Tribün liderleri, ya biat etmiş ve kayıtsız şartsız bir yerlere teslim olmuşlardır, ya da kayıtsız şartsız baş kaldırmakta ve birileri tarafından hain ilan edilmektedirler. Taraftar haklı olarak maçlara gelmemekte, kendi içinde fikir ayrılıkları yaşamakta, maçlara gelince de yine haklı olarak protestolarda bulunmaktadır. Tribün liderliği eksiktir. Tribünleri toparlayacak, kucaklaştıracak, sahaya destek verecek onbinleri koordine edecek tribün liderleri mevcut değildir.
Basında bu başarısız tabloya, bu kötü sportif performansa, bu gamsız futbolcu topluluğuna çeşitli sebepler ile sahip çıkan kalemler vardır. Ancak kalemleri gittikçe tükenmekte, taraftar nezdinde inandırıcılıkları giderek azalmaktadır. Camiada gözü kara bir şekilde eleştiri yapan, mevcut gidişatı eleştiren, yol gösteren, çıkışı işaret eden, sözü dinlenir ağabeyler kalmamıştır. Saygın ağabeylerin çoğu duygusal olarak mevcut yönetime taraf olduklarından, yönetsel hatalara ve saha içinde olan bitene tarafsız bakamamaktadırlar. Dolayısı ile bana göre taraftara gerçekleri haykıracak, mevcut yanlışları tarafsızca söyleyebilecek, saha içindeki bu tablonun gerçek sorumlularını sorgulayacak camia içi basın liderleri de yoktur. Var olan bir avuç insan ise ötekileştirilerek uzaklaştırılmıştır.
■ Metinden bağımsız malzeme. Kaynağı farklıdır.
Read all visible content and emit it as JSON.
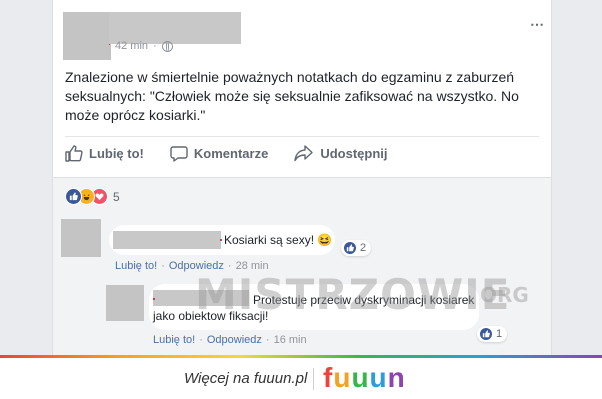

Kulüp içinde, mevcut gidişata el koyacak, bir zamanlar Ali Şen Başkanın yaptığı gibi isyan ederek sorumluluğu üzerine alma cesareti gösterecek alternatif lider de yok gözükmektedir. İsmi geçenler ise, nezaket, bağlılık veya kulüp kültürü gibi bazı kavramlar arkasına sığınıp, açıkça ve netçe eleştiri yapmamakta, bu kulübü biz yöneteceğiz iddiasını yüksek sesle dile getirememektedirler. Bu durumda kulüp içinde de lider sıkıntısı yaşandığı görülmektedir. Kulübü ve koskoca camiayı 19 senedir bir kişinin yönetiyor oluşu zaten lider çıkarmadaki sorunu apaçık gözler önüne sermektedir.
Liderleri olmayan bir camia güç kaybeder. Sahada başarılı sonuçlar alamaz. En kötüsü umudunu kaybeder. Liderler, umut verir, geleceğe taşır. Bu gibi zor zamanlarda toparlar. İnandırır, ikna eder, kenetler.
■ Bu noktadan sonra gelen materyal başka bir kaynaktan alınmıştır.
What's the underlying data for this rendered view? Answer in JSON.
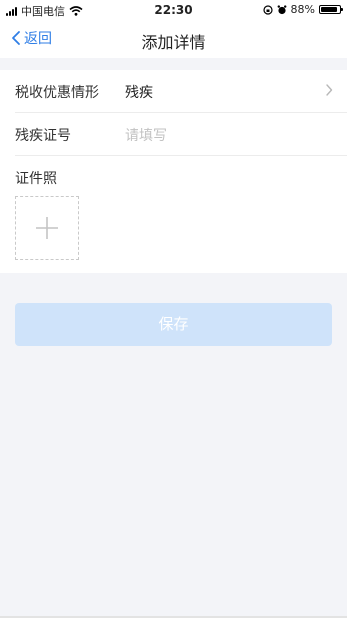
{
  "status": {
    "carrier": "中国电信",
    "time": "22:30",
    "battery_percent": "88%",
    "battery_level": 0.88
  },
  "nav": {
    "back_label": "返回",
    "title": "添加详情"
  },
  "form": {
    "tax_situation": {
      "label": "税收优惠情形",
      "value": "残疾"
    },
    "certificate_no": {
      "label": "残疾证号",
      "placeholder": "请填写"
    },
    "photo": {
      "label": "证件照"
    }
  },
  "actions": {
    "save_label": "保存"
  },
  "colors": {
    "accent": "#2f7ee6",
    "button_disabled_bg": "#cfe3fa",
    "page_bg": "#f3f4f8"
  }
}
Krasnodor, Kayseri, Gaziantep, Kasımpaşa maçları inanın önemli değil. Şampiyonluk da önemli değil. Esas tehlike işte bu lidersizliktir.
Bu lider eksikliği kulübü sıradanlaştırır. Sıradanlığın normalleşmesine, kabullenilmesine neden olur. Esas tehlike budur.